Sunday, February 28, 2010
I've been on a Zooey Deschanel marathon and I think that picture is so fun.
So how was your weekend?
Mine was. . .interesting and full of insight.
I've been picking my brain apart trying to figure things out.
Why am I pushing people away?
Why am I so fickle?
Why do I say these things in hope that he'll back off?
Why doesn't he realize that I'm pushing away but want him to move closer?
Movies that help with these questions are: "How to Deal" and "500 Days of Summer". At least those are the ones I watched recently.
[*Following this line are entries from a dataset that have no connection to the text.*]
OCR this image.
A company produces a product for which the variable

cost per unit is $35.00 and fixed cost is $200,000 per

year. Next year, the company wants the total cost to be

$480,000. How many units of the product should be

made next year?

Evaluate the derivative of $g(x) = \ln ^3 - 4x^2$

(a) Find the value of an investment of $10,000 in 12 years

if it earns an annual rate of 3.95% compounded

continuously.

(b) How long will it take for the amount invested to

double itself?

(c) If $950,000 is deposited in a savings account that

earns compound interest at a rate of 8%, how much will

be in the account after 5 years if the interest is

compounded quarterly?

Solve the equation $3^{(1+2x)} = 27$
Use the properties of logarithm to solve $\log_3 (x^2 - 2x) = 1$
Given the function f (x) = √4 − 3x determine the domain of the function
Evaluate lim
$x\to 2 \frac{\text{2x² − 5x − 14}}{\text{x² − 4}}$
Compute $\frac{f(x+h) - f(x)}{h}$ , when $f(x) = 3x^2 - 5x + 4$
I actually cried while watching "How to Deal" yesterday. I don't cry during movies often. Halley and Macon exchange a few lines and all of a sudden it was like a switch flipped in my brain that maybe...I'm the same way?
Macon: "I thought you wanted us to be together."
Halley: "I do. But together? It's so official, it's so big. . .for us.
Macon: "Maybe you should just say what you feel for once."
Halley: "I can do that. I can. I can. I felt like I had to get out of there because, I might, really care about you and . . .it scared me so much cause that meant you could hurt me. Maybe I just didn't feel ready..to like someone that much."
Macon: "Don't make it so complicated Halley."
I make things complicated. I'm scared. It's stupid but I am. Somedays I wish I wasn't like this.
I can talk openly about anything but when it comes to feelings I close up, get my guards up. Sometimes I just wish that when things got scary the guards would be on a coffee break and I could at least begin to get a little closer.